4 réponses sur “Rapport Stora… mettre les pieds dans le plat.”

  1. Cyril,
    Ton billet apporte un éclairage historique puissant… qui fait peut-être un peu mal aux yeux de lecteurs non avertis…
    En tout cas très intéressant.
    David

  2. Avancer en terrain miné comme le fait Benjamin Stora nécessite des pas prudents. Malgré ses précautions, il est attaqué par tous ceux dont les œillères dirigent la pensée. Michèle Audin, dans sa contribution sur l’Algérie dans L’OBS de la semaine dernière, est la seule à parler d’apartheid. Pourtant, un apartheid qui ne disait pas son nom a toujours constitué notre présence en Algérie. Les Européens ont le plus souvent vécu à côté des indigènes sans les voir. Ils ne consentaient à les considérer que lorsqu’ils avaient besoin d’eux. Tout ce que la France y a fait était à son usage propre.

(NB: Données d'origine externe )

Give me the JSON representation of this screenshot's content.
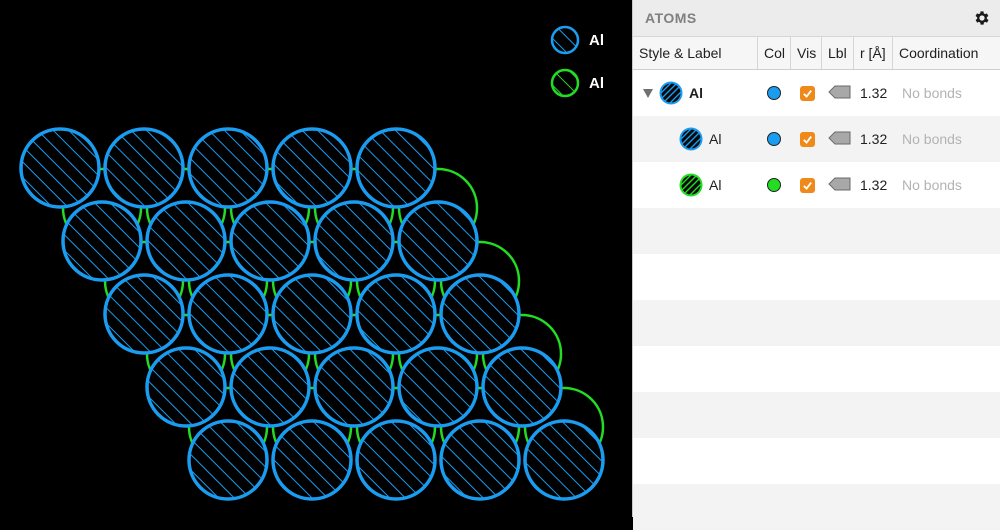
{
  "viewport": {
    "legend": [
      {
        "label": "Al",
        "color": "#1a9cf0"
      },
      {
        "label": "Al",
        "color": "#22dd22"
      }
    ],
    "atom_color": "#1a9cf0",
    "bond_color": "#22dd22",
    "lattice": {
      "rows": 5,
      "cols": 5
    }
  },
  "panel": {
    "title": "ATOMS",
    "gear_icon": "gear-icon",
    "columns": [
      "Style & Label",
      "Col",
      "Vis",
      "Lbl",
      "r [Å]",
      "Coordination"
    ],
    "rows": [
      {
        "label": "Al",
        "group": true,
        "color": "#1a9cf0",
        "icon_color": "#1a9cf0",
        "visible": true,
        "radius": "1.32",
        "coordination": "No bonds"
      },
      {
        "label": "Al",
        "group": false,
        "color": "#1a9cf0",
        "icon_color": "#1a9cf0",
        "visible": true,
        "radius": "1.32",
        "coordination": "No bonds"
      },
      {
        "label": "Al",
        "group": false,
        "color": "#22dd22",
        "icon_color": "#22dd22",
        "visible": true,
        "radius": "1.32",
        "coordination": "No bonds"
      }
    ],
    "accent_checkbox": "#ef8a1a"
  }
}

Les infrastructures n’étaient là que pour asseoir sa présence, l’éducation concédée aux indigènes ne l’était que pour former les cadres inférieurs indispensables, comme l’apprentissage de l’arabe par les Européens se limitait à commander légumes et autres produits au marché ou à diriger les domestiques et ouvriers. Cet apartheid de fait s’opposait à toute tendance qui favoriserait une assimilation éventuelle, et les mariages mixtes ont été exceptionnels et sources de conflits. Les Arabes devaient rester à leur place, serviteurs des maitres européens. L’Afrique du Sud nous a montré comment son apartheid institutionnel s’est terminé. Pas à l’avantage des blancs !
    L’indépendance n’a pas ouvert les yeux des « pieds-noirs », rien n’a pu les convaincre qu’ils avaient fait fausse route, abusés par leur conscience de classe, de supériorité, de « race », conscience cultivée chaque jour par l’histoire enseignée et leur conviction de posséder la force. C’est ce qu’on nomme aussi fascisme.
    Maintenant que plus aucun survivant des colons de l’Algérie n’est en mesure d’apporter réparation, il faut au moins apporter aux victimes de l’humiliation la considération qui puisse conduire à une entente raisonnée pour une cohabitation sans heurts, notamment en France où les communautés continuent à s’affronter par leurs discours, leurs écrits et parfois leurs armes et poings.